SYDNEY/SEOUL (BLOOMBERG) - Asian stocks fell on Monday (Sept 4) as investors turned to haven assets after the dictatorship tested a nuclear bomb on Sunday, sending the yen, gold and Treasury futures higher.
The MSCI Asia Pacific Index was on track for the biggest drop since the tension between the US and North Korea flared up following Donald Trump's "fire and fury" comment in early August. The biggest declines were in Tokyo, Seoul and Singapore, with more moderate reactions elsewhere in the region.
Japan's Topix index lost as much as 1.2 per cent and was 1.1 per cent lower as of 2:13pm in Tokyo, while South Korea's Kospi index lost 0.8 per cent and the S&P/ASX 200 Index in Sydney declined 0.3 per cent.
Singapore's Straits Times Index was down 1 per cent to 3,243.46 at around 2:30pm.
The Hang Seng Index in Hong Kong fell 0.5 per cent.

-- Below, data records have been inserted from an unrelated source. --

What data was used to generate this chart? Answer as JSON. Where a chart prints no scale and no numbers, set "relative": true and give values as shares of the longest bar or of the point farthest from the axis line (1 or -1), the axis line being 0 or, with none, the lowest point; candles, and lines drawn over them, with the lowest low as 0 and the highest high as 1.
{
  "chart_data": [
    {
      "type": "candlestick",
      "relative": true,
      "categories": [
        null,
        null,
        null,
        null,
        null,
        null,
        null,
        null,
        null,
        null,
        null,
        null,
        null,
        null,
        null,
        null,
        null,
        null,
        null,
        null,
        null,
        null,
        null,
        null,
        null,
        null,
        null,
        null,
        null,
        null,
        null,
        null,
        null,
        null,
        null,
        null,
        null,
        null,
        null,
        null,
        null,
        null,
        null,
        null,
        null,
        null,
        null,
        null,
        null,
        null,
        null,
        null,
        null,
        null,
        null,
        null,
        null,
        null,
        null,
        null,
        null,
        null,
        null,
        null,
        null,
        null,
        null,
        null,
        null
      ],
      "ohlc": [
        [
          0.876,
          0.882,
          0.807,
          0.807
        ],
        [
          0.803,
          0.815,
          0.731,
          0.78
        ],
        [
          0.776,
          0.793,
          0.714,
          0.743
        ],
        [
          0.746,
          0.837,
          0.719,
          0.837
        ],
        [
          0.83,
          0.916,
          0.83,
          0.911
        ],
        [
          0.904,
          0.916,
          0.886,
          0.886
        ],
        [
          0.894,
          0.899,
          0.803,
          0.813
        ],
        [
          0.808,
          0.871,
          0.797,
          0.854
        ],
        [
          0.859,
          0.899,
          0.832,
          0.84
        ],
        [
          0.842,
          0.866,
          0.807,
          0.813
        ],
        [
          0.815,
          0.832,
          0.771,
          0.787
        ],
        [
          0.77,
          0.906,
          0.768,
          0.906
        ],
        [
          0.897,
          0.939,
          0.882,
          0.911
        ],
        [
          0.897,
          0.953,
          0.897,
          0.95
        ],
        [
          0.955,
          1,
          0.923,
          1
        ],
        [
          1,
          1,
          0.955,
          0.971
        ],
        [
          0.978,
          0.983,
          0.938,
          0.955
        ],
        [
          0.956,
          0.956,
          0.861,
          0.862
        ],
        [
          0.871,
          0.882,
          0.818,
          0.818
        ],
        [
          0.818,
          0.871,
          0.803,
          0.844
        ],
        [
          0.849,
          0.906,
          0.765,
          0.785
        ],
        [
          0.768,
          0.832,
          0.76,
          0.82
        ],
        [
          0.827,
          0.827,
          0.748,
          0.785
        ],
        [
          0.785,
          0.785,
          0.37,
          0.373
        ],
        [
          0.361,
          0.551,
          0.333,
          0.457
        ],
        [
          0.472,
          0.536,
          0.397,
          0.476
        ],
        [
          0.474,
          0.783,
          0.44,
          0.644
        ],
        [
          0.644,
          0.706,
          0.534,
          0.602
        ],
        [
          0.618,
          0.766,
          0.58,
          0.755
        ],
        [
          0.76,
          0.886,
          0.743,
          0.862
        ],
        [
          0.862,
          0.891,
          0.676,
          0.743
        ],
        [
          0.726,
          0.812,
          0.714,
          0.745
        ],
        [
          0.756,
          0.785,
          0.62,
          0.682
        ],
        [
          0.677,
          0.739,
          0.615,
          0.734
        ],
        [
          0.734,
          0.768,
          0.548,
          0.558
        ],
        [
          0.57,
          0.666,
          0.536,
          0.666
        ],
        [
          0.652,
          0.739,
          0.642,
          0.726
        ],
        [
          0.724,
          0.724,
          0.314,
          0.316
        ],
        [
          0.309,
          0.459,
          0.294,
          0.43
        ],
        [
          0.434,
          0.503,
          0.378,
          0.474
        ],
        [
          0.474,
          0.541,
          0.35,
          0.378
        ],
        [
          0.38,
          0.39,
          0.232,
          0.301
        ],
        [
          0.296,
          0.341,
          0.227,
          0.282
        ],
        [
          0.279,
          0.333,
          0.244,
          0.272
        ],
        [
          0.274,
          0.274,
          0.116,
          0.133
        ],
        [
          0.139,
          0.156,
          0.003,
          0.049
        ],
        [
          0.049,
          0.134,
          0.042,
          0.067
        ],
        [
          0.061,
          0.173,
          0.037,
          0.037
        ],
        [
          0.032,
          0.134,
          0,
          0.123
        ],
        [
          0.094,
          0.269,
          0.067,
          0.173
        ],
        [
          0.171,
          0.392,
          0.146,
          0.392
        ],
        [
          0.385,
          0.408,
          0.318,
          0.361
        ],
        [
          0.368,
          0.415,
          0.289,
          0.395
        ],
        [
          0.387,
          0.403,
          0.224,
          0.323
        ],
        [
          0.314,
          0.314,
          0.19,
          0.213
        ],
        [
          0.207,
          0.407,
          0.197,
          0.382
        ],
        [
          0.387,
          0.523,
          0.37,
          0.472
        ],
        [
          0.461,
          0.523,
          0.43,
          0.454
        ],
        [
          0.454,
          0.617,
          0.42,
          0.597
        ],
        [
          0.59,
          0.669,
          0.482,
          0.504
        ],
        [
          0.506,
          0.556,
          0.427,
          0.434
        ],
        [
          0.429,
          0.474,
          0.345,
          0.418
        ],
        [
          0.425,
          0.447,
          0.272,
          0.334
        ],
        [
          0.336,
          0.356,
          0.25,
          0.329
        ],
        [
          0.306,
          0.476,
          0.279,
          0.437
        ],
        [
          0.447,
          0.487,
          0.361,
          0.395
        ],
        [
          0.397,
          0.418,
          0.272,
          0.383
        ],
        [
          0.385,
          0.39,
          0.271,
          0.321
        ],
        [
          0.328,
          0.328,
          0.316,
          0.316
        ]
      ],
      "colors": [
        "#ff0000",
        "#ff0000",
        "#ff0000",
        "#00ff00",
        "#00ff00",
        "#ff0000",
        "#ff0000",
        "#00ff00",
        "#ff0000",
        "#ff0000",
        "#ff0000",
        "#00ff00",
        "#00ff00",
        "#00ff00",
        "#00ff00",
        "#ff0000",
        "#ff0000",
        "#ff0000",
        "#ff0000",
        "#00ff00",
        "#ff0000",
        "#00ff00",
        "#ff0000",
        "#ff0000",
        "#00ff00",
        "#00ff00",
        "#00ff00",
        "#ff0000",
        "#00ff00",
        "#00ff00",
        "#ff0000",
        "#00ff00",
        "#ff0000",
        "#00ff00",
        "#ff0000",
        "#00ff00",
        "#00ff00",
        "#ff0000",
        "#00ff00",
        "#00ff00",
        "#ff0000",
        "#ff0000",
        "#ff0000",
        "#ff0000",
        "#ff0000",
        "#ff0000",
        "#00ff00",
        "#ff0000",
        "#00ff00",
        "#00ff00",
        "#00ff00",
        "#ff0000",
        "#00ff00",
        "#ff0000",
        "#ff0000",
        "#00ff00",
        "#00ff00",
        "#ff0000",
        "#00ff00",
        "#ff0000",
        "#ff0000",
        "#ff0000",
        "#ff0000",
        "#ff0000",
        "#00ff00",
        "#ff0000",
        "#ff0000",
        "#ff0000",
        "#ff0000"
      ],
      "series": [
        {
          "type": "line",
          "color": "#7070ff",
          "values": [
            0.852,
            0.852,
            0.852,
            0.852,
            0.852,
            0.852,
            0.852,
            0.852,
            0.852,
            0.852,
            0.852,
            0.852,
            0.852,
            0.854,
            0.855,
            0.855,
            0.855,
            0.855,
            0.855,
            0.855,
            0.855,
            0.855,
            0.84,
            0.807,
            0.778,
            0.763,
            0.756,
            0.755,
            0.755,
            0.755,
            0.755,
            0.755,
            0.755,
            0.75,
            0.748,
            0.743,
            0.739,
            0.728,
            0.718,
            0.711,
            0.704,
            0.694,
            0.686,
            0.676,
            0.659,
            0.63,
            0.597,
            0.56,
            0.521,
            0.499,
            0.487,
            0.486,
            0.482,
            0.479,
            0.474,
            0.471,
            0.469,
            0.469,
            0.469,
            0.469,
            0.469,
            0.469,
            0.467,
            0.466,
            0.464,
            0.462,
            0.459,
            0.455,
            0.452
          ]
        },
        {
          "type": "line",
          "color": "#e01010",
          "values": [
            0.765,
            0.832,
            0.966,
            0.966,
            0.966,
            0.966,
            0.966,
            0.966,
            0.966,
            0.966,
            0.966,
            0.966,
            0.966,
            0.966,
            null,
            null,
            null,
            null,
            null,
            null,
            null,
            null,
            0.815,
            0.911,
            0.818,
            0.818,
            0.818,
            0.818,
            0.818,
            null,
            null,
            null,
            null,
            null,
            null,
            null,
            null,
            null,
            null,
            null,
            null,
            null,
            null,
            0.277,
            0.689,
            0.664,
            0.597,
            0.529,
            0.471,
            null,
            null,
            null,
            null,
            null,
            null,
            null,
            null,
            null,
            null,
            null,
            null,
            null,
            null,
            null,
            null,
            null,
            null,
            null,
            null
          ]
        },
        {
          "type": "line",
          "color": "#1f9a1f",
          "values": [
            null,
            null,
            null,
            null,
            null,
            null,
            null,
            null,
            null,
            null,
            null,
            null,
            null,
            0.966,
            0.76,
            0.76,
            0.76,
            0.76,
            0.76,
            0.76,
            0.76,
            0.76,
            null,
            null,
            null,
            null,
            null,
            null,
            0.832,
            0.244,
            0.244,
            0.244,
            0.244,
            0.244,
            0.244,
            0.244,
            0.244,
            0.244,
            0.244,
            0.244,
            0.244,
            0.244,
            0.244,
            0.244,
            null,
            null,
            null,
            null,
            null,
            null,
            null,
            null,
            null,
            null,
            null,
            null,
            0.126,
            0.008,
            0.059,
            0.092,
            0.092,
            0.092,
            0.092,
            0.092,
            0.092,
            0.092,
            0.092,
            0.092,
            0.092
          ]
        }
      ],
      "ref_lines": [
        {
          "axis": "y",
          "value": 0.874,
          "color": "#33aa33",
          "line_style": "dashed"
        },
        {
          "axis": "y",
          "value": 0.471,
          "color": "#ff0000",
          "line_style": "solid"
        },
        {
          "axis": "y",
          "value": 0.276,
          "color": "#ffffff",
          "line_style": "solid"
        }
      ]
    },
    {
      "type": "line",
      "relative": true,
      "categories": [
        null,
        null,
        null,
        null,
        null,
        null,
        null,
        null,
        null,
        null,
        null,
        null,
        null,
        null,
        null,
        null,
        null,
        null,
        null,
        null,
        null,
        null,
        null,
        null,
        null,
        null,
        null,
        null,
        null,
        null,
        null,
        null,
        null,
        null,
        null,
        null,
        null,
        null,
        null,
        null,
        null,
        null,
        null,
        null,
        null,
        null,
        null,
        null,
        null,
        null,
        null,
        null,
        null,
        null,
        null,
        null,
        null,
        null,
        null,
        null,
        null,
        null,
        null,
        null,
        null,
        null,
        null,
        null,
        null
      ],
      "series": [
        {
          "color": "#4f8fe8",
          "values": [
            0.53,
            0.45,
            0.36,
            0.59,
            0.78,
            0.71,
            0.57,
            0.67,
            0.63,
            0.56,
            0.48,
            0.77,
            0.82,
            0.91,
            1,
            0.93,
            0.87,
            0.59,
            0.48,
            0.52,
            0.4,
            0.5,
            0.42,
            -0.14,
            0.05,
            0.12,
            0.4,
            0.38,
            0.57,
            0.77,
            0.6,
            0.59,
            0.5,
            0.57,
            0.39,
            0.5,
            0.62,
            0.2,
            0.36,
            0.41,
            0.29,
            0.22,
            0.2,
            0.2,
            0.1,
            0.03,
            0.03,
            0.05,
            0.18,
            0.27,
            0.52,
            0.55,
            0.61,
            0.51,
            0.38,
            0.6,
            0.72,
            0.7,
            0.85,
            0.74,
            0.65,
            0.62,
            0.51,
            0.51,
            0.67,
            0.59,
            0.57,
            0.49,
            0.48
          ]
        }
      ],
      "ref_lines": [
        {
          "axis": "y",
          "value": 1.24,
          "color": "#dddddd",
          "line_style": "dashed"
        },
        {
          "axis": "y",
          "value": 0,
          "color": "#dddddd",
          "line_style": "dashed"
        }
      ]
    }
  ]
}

Gauges rose in China and the Philippines.
Contracts on the S&P 500 slipped 0.3 per cent to 2,465.75. The underlying index rose 0.2 per cent on Friday, while the Dow Jones Industrial Average climbed 0.2 per cent.
The MSCI Asia Pacific Index fell 0.5 per cent, poised for its worst decline since Aug 11.
The yen and the Swiss franc posted the biggest gains among major currencies in early Asian trading after North Korea said it successfully tested a hydrogen bomb with "unprecedentedly big power."
The yen climbed 0.4 per cent to 109.79 per dollar, while the Swiss franc was up 0.4 per cent. The euro climbed 0.2 per cent to US$1.1882.
The Korean won dropped 0.8 per cent to 1,131.46 per dollar. The Australian dollar fell 0.2 per cent to 79.62 US cents. The Bloomberg Dollar Spot Index slipped 0.1 per cent.
US President Trump threatened to increase economic sanctions and halt trade with any nation doing business with Kim Jong Un's regime, and his defense chief said the US has "many military options." The nuclear test, the first since Trump took office, is a new hurdle for markets that have proven resilient to recent bouts of tension on the Korean peninsula. An early selloff in US equity-index futures last Tuesday after North Korea's launching of a missile over Japan was erased by the close of cash trading.
"If North Korea ratchets up provocations again to protest sanctions and pressure from the international community, tensions on the Korean Peninsula could escalate further to a different level from previous cases," said Chang Jaechul, chief economist at KB Securities Co. "Still, a possibility of a military clash is low on the peninsula."
Investors are choosing to hold more cash in the face of increasing geopolitical instability. Nader Naeimi, who heads a dynamic investment fund at AMP Capital and helps manage about US$110 billion, has about 30 per cent of his holdings in cash, while Chicago-based Ariel Investments is holding more cash versus its target in the event a pullback creates buying opportunities.
"We've not seen the futures sell off in any sharp way. It seems to suggest that there is a belief, maybe that's hope, that rational heads will prevail," Mellody Hobson, president of Ariel, which oversees more than US$11 billion, told Bloomberg Television on Monday. "The long-term story is very positive. My belief is that this will work itself out and I am never a believer in overreacting to any news."
Treasury 10-year futures contract for December delivery rose as much as 11/32 to 126 30/32.
Yields on Australian 10-year bonds declined about two basis points to 2.64 per cent.
West Texas Intermediate crude added 0.2 per cent to US$47.39 a barrel.
Gold rose 0.8 per cent to US$1,335.03 an ounce.